Ritornando a monsignor Pistorio, la rivista che ha in mano permette di datare la fotografia con estrema precisione. Si tratta infatti del numero 49 del Radiocorriere, relativo alla settimana 5-12 dicembre 1931. Ora, se si tiene conto che in paese l’erogazione dell’energia elettrica per la pubblica illuminazione ebbe inizio il 3 ottobre 1926 e per l’uso domestico certamente dopo il 1927, si può inferire che la radio Philips, che sembra in posa anch’essa sulla scrivania (come si è detto, in commercio dal 1931), sia stata la prima radio ad essere sintonizzata ed ascoltata a Castelbuono.

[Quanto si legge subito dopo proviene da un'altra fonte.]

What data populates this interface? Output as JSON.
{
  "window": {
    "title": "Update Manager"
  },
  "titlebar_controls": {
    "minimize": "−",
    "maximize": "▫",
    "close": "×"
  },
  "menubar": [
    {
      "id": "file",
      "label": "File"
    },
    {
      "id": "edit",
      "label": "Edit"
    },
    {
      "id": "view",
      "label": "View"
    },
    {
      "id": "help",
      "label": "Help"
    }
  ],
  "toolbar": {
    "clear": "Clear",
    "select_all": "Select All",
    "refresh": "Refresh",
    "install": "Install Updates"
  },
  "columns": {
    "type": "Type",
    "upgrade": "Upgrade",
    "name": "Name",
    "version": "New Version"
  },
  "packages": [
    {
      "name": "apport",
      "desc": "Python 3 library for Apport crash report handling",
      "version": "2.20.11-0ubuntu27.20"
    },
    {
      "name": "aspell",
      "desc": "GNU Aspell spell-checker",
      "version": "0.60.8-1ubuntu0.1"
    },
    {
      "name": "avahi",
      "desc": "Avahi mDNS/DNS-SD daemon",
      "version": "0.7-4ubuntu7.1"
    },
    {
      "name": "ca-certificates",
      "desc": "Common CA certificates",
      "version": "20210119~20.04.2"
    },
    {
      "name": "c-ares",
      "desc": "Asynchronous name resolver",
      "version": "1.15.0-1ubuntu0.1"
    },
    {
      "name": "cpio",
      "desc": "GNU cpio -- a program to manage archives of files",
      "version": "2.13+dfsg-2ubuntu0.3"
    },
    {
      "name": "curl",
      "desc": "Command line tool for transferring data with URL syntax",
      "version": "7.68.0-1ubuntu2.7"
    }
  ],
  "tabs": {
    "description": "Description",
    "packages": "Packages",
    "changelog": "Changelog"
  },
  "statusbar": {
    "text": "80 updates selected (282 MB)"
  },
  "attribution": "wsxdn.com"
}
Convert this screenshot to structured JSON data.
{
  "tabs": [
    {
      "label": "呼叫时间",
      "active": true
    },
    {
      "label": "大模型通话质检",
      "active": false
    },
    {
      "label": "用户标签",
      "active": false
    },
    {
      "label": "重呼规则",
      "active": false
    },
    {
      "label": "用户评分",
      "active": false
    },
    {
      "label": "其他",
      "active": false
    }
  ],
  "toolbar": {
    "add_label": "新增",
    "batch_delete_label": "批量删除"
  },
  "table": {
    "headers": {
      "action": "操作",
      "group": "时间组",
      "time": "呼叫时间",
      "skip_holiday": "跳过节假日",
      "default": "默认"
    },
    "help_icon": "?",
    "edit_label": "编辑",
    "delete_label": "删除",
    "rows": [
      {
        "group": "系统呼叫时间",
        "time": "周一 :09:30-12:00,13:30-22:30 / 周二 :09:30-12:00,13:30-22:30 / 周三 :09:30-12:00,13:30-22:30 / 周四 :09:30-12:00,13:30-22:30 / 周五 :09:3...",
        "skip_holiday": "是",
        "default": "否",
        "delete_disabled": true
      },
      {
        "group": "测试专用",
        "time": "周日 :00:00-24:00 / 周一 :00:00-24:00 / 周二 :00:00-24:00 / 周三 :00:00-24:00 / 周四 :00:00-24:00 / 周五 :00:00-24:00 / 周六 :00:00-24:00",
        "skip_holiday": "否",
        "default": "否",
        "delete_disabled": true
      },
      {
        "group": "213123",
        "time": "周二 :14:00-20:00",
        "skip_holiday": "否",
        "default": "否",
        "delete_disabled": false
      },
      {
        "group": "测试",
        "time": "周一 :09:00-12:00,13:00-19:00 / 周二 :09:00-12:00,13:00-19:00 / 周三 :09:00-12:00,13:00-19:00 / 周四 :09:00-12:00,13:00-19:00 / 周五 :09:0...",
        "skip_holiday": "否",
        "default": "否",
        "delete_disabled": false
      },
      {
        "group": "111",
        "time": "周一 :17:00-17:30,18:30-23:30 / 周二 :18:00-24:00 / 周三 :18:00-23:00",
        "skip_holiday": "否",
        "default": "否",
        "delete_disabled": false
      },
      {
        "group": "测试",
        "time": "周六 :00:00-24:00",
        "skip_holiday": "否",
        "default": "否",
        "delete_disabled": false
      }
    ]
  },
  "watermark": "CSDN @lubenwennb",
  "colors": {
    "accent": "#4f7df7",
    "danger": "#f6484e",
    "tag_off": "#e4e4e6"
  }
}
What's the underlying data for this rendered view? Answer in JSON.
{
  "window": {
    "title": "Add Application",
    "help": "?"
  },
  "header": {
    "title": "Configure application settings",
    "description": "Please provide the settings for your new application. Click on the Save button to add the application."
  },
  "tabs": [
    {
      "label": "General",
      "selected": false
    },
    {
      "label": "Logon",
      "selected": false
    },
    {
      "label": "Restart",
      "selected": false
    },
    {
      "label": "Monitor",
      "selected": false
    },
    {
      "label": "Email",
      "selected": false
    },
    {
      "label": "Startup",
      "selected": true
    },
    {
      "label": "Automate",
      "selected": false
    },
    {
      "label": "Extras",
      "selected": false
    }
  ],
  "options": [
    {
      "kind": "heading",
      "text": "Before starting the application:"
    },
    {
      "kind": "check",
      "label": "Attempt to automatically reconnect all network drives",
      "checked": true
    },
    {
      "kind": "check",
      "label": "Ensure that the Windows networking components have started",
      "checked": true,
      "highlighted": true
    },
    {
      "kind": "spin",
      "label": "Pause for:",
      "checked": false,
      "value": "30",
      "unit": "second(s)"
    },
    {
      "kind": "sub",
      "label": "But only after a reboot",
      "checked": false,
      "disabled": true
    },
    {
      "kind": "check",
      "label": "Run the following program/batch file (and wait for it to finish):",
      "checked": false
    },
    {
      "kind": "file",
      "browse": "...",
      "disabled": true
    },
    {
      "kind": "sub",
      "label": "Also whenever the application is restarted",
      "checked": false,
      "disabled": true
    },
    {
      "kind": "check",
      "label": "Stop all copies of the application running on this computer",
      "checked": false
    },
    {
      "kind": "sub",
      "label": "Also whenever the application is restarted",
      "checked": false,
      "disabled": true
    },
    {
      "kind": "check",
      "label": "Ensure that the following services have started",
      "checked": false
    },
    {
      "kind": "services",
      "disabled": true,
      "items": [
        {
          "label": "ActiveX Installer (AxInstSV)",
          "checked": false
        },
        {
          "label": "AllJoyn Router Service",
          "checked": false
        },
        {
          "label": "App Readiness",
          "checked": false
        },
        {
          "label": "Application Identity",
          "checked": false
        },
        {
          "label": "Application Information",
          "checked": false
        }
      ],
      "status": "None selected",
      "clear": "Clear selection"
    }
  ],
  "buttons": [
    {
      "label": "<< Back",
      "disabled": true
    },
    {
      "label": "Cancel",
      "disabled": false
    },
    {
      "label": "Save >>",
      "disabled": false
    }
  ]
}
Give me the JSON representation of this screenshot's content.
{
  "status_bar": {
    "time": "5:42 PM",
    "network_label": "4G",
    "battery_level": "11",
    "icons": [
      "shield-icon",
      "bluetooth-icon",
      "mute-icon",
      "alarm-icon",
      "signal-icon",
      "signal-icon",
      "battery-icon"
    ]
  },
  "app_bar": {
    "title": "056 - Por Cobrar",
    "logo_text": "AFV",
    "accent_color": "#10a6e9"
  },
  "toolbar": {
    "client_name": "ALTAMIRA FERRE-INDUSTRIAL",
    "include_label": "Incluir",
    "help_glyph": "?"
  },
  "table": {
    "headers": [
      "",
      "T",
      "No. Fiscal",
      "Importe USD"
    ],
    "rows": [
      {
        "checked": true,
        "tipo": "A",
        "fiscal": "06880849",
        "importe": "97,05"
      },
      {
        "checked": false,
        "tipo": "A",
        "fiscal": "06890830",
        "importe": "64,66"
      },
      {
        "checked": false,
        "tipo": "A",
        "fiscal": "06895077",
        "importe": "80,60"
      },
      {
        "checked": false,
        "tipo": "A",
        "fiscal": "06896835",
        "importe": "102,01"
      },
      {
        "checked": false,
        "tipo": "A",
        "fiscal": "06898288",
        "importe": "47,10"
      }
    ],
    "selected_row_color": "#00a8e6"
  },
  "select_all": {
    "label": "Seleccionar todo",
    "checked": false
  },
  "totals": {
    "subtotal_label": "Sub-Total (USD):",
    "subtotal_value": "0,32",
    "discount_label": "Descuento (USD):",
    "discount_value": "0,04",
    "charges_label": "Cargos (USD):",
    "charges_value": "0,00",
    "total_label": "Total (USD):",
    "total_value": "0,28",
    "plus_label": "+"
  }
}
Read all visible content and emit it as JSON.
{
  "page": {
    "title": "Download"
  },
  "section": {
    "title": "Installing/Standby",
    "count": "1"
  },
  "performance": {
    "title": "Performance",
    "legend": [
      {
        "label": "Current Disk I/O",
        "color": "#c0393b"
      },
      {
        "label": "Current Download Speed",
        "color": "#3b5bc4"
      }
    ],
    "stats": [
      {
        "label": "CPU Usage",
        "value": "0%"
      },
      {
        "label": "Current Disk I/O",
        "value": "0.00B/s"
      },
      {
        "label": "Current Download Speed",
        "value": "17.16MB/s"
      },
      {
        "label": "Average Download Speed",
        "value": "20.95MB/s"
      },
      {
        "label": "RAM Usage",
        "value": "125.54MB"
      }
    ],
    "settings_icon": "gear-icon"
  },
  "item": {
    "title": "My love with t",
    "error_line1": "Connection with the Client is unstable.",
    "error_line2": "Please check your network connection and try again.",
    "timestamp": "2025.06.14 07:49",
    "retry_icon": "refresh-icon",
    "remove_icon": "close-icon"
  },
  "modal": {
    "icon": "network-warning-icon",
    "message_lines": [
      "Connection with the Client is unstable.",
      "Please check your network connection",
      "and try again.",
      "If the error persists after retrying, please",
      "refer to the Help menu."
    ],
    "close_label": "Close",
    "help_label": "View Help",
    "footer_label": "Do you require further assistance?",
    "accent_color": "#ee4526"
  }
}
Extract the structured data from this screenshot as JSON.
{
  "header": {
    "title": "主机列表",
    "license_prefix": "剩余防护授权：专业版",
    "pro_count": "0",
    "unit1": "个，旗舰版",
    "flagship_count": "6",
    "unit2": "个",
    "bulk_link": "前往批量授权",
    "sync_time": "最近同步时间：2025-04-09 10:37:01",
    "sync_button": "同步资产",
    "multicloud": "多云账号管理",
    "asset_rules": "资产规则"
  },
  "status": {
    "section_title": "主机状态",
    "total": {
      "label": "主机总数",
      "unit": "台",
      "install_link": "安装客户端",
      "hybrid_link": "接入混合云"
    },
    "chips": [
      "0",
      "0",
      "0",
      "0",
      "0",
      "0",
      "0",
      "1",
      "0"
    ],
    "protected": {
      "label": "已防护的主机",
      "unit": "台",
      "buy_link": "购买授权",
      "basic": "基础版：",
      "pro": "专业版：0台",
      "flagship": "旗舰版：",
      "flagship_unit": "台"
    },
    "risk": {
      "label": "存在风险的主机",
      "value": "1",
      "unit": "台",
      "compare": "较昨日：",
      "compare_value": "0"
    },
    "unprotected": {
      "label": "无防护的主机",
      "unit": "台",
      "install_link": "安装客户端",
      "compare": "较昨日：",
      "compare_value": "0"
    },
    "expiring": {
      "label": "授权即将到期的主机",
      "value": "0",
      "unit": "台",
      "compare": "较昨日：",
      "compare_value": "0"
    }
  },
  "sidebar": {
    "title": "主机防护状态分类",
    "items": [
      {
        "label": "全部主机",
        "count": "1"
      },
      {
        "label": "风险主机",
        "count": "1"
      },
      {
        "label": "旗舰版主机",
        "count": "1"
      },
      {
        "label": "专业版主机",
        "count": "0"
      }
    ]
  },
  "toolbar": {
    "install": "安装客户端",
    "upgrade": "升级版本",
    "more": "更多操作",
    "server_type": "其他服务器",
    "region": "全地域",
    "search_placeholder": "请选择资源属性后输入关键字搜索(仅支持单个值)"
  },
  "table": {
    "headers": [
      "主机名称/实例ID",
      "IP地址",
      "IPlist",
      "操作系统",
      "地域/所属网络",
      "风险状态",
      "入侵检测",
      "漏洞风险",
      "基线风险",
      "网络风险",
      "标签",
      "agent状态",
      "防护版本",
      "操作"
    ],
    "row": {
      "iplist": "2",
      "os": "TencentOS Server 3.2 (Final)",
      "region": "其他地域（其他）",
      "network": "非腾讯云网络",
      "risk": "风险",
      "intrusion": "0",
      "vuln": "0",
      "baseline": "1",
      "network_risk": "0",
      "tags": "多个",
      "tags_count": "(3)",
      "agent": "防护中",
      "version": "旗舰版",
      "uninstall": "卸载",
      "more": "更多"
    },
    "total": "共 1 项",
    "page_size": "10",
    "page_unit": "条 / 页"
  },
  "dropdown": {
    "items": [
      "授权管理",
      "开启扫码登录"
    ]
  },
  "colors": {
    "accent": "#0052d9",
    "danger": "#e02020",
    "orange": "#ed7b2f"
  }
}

In asse con la pendola, con lo sguardo rivolto verso la porta di ingresso, è la maestra Grazia Obole, anch’ella all’altezza di tanti suoi colleghi, insomma una che in fatto di ars docendi du fila si manciava puri iddra. Diversamente da qualche suo collega. L’aneddoto seguente mi è stato narrato con il sottile humour che gli è proprio, dal giornalista Mario Obole. Nei primi anni quaranta, lui e il futuro magistrato e senatore della Repubblica Silvio Coco, entrambi nipoti della maestra Obole, erano inseparabili compagni di scuola e non solo. Un giorno il loro maestro (di cui ovviamente non dirò il nome) formulò un problema che lasciò ai suoi alunni per casa. Nel primo pomeriggio i due erano già all’opera col problema ma non riuscivano a venirne a capo. Siccome erano tosti, riprovarono svariate volte ma l’esito fu sempre lo stesso. Sul tardi ebbero un lampo: «andiamo dalla zia per chiarimenti». La maestra Obole ebbe solo bisogno di dare una fugace occhiata al quaderno per concludere: «manca un dato». E scosse più volte la testa per dire ah, sì-sì, siamo a posto. I due non sapevano se essere risollevati per non doversi ritenere degli incapaci oppure inveire contro il maestro e la sua imperizia che gli aveva fatto perdere un intero pomeriggio. Andarono. Percorsero il tratto di via Turrisi dove abitava la zia, svicolarono da via Giordano, si immisero sul corso in direzione chiazza nnintra e, lupus in fabula, incocciarono il maestro al quale felicemente parteciparono, nel chiaro tentativo di metterlo in difficoltà: «signor maestro, forse le è sfuggito, ma nel problema mancava un dato». Ma il maestro li lasciò si sale rispondendo a tamburo battente: «no, no, io l’ho fatto apposta, per vedere se voi sareste stati in grado di accorgervene». Rimasero lì, impietriti, per un tempo incalcolabile senza riuscire a dire una sola parola.